One year on Halloween, we were playing tricks on our trick-or-treaters. I (Renae) answered the door and handed out the candy, dressed up as an old hag, while John, dressed in black (so he'd be harder to see) hid just out of sight on the other side of the roof. As soon as the people came to the door, and hence were under the porch roof, John would roll a dummy that we had made off of the roof. I'd then run out all distressed yelling something like "Oh no, my son!" That was fun, but it eventually backfired on us when we pulled the trick on some stinky teenagers. They grabbed our dummy and ran away with it. This was very bad because we had not only made it from our dad's clothes, but also had stuffed it with a sizable chunk of his wardrobe. I thought we were dead for sure! But John chased them down the road, and we got the dummy back.

Sunday, June 03, 2007

Retarded in Halmark

There was that time when we (me and Renae) were in Halmark for some reason or other and I was going into my "retarded" act... It involved screwing up my hair, assuming a moronic, vacant expression, staring, using a faked speach impediment, using a faked brain impediment, playing recklessly with breakable objects. Renae assumed the role of my "keeper". So, while I was playing recklessly with a breakable Halmark figurine as part of my act, I all sort of,-broke it for real. We had to buy it.
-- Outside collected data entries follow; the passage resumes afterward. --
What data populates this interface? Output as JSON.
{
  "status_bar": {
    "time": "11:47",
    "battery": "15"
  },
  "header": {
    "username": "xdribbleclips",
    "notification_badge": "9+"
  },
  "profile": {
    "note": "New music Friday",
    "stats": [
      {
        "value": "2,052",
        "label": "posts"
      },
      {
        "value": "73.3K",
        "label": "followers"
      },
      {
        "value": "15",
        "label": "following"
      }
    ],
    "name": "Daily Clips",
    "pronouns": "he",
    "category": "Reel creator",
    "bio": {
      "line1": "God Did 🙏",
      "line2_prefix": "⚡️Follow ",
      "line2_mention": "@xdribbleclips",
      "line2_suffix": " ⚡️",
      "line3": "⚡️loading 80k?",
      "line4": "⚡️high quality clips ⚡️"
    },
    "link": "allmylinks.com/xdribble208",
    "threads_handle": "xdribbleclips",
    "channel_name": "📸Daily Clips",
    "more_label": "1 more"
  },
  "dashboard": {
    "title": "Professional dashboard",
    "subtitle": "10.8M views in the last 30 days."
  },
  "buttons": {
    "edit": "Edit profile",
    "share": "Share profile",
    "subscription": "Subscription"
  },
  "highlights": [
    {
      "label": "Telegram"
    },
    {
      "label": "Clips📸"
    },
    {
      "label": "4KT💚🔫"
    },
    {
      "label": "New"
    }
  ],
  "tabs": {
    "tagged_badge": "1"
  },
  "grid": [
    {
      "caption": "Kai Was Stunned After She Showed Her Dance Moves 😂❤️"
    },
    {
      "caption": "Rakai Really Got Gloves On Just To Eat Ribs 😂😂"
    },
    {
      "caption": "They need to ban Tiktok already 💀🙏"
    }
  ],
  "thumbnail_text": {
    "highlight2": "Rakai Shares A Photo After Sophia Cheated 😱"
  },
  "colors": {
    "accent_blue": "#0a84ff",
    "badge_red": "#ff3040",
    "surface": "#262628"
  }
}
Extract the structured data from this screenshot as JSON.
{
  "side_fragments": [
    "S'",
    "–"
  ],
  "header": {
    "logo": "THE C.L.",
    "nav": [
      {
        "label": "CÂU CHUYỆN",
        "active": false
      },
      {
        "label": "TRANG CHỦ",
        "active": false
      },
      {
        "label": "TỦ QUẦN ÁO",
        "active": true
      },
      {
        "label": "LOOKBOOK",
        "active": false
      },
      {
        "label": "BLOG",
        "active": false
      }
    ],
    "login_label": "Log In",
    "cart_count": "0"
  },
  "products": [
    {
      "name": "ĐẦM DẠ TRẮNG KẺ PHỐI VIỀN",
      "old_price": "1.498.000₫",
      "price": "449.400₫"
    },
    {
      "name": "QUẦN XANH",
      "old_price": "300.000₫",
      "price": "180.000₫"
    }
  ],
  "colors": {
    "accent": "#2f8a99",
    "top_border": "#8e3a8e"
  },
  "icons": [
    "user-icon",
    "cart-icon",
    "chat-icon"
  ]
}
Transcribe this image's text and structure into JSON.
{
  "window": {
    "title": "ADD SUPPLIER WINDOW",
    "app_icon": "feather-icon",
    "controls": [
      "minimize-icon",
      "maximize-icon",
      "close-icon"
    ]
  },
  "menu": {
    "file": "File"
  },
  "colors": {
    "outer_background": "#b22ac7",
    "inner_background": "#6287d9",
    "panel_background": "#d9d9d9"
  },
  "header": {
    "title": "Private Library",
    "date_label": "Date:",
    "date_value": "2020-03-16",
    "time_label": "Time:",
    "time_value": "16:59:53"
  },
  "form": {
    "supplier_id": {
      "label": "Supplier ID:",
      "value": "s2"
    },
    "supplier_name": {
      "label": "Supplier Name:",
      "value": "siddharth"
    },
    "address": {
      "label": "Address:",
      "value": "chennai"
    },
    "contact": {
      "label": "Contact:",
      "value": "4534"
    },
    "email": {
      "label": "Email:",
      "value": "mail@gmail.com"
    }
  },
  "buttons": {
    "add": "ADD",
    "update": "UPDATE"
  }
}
We also did the retarded act occassionally while walking close to heavy traffic. I'd pretend to be trying to dash out in front of oncoming cars, and Renae pretended to be almost unable to restrain me.

Newspaper House

So, Renae and I did not start "hanging out" until we were in our later teens. Alot of reasons for this, but I think one way to sum them all up is as follows:

When we were kids, we did what is probably not uncommon for siblings to do, that is we (I think) deliberately tried to be as unalike as possible. At some point around 1990 though, we realized that we actually had quite alot in common after all.

We started going for long walks around our neighborhood, sometimes with friends, sometimes not. Sometimes at night, sometimes not. About the same time, we started playing follow the leader (see previous).

Remeber (of course you do) the newspaper house?
For some reason one night, we were out walking, and we started in picking up all the freebie newspapers that somebody had delivered earlier that day. This wasn't stealing exactly because nobody subscribes to these papers, they just show up. I guess they must have nothing in them but ads, I wouldn't know, I never looked. I think we must have thought it was funny to undo, for no reason whatsoever, what somebody had spent so much effort to do... and it was.

Wasn't long before we had as many papers as could be carried. What to do with them? We picked somebody's lawn at random, and dumped the lot. How many papers was it? Well, I am sure I was carrying as many as one person could, so like 30 or so at least and I think Renae had about as many. And I think we had a couple friends along too. So it could be around 100. We thought it was hilarious. So we did it again a few nights later, to the same house. I can't remeber how many times we repeated this gag, but we always made sure we found that same house. We never had any idea who lived there.